Und damit bin ich beim dritten Thema. Mit Ralf Schuler verlässt einer der renommiertesten Politikjournalisten des Landes die „Bild“-Zeitung. Als Leiter der Parlamentsredaktion stand er zuletzt für die politische Berichterstattung des Boulevardblattes. In einem Brief an Springer-Chef Döpfner und „Bild“-Chefredakteur Boie beklagt er einen zu unkritischen Umgang des Konzerns mit der LGBTQ-Bewegung. „Jedwede Diskriminierung ist von Übel. Sich gegen Diskriminierung zu wenden, bedeutet aber nicht, sich die Agenda der LGBTQ-Bewegung zu eigen zu machen, wie wir es derzeit tun.“ Judith Sevinç Basad hatte im Juni bei „Bild" gekündigt, weil Döpfner vor einem „woken" Proteststurm eingeknickt ist.

Mal abgesehen davon, dass mit der Queer-Ideologie in der Biologie wohl begründete Vorstellungen über den Haufen geworfen werden – wenn sich immer mehr Medien auf die Seite dieser Bewegung schlagen, trägt das zur Auflösung des gesellschaftlichen Konsens bei. Die so entstehende gesellschaftliche Verunsicherung und Spaltung bewirkt genau das: „Teile und herrsche,“ wie es schon Macchiavelli propagierte. Und sie ist Ablenkung von den existentiellen Bedrohungen, denen wir ausgesetzt sind, besser, die uns die Regierung zumutet. „Der Fall Schuler straft all diejenigen Lügen, die immer noch die Misstände in Sachen Demokratie und Meinungs- sowie Pressefreiheit in Deutschland schönreden oder verdrängen."

Drei Beispiele bundesdeutscher Wirklichkeit – nach innen werden die Bürger bedroht, auf die Durchsetzung ihrer Grundrechte zu verzichten, auf der Ebene der zwischenmenschlichen Beziehungen wird Unsicherheit und Spaltung betrieben, nach außen wird Deutschland in die Rolle des ersten Stellvertreters der USA manövriert.
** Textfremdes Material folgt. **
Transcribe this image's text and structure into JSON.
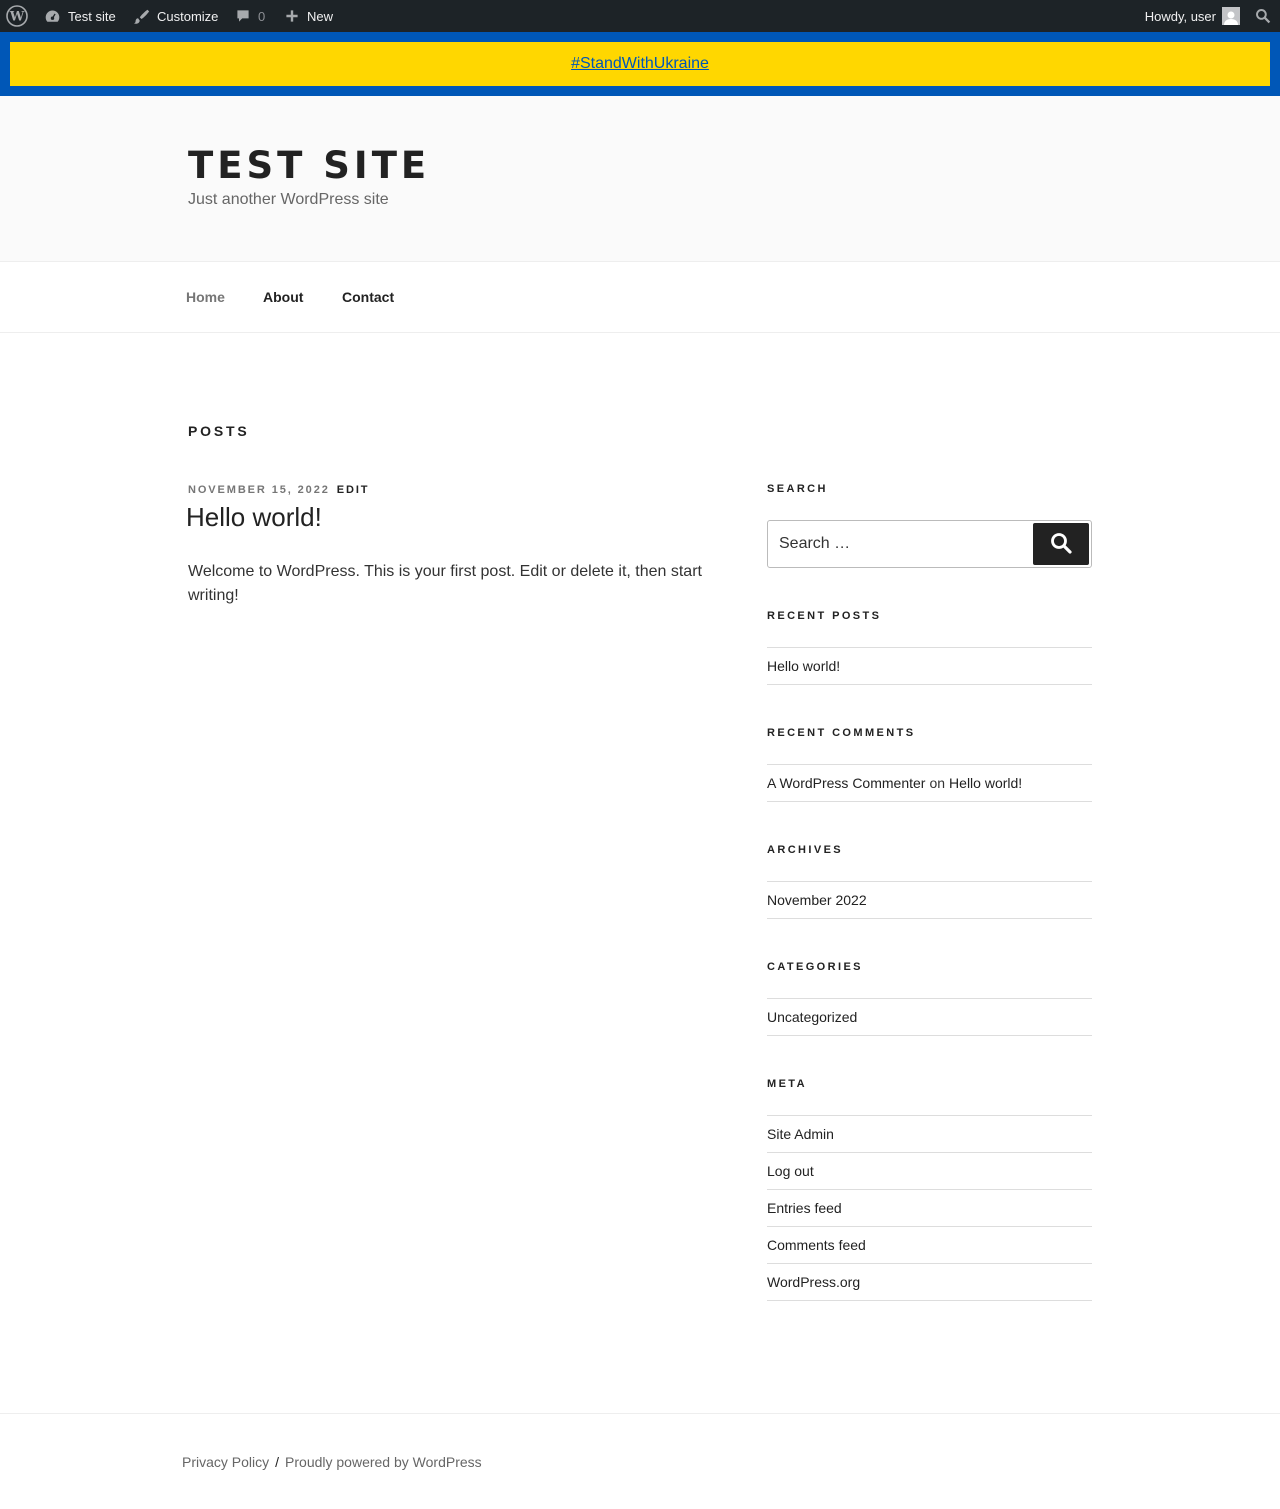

Der Schoß ist fruchtbar noch, aus dem das kroch. Diese Schlussworte des Epilogs zu dem Parabelstück „Der aufhaltsame Aufstieg des Arturo Ui“ fielen mir dieser Tage wieder ein. Bertold Brecht transponierte das Nazitum in ein Gangstermilieu, womit er gleichzeitig vor den Gefahren für demokratische Verfassungen und vor einer aus Habgier handelnden Gang warnte. Der Schoß ist derselbe noch – Macht- und Habgier einer Clique von Groß-Kapitalisten und ihrer Handlanger in Regierungen und Medien.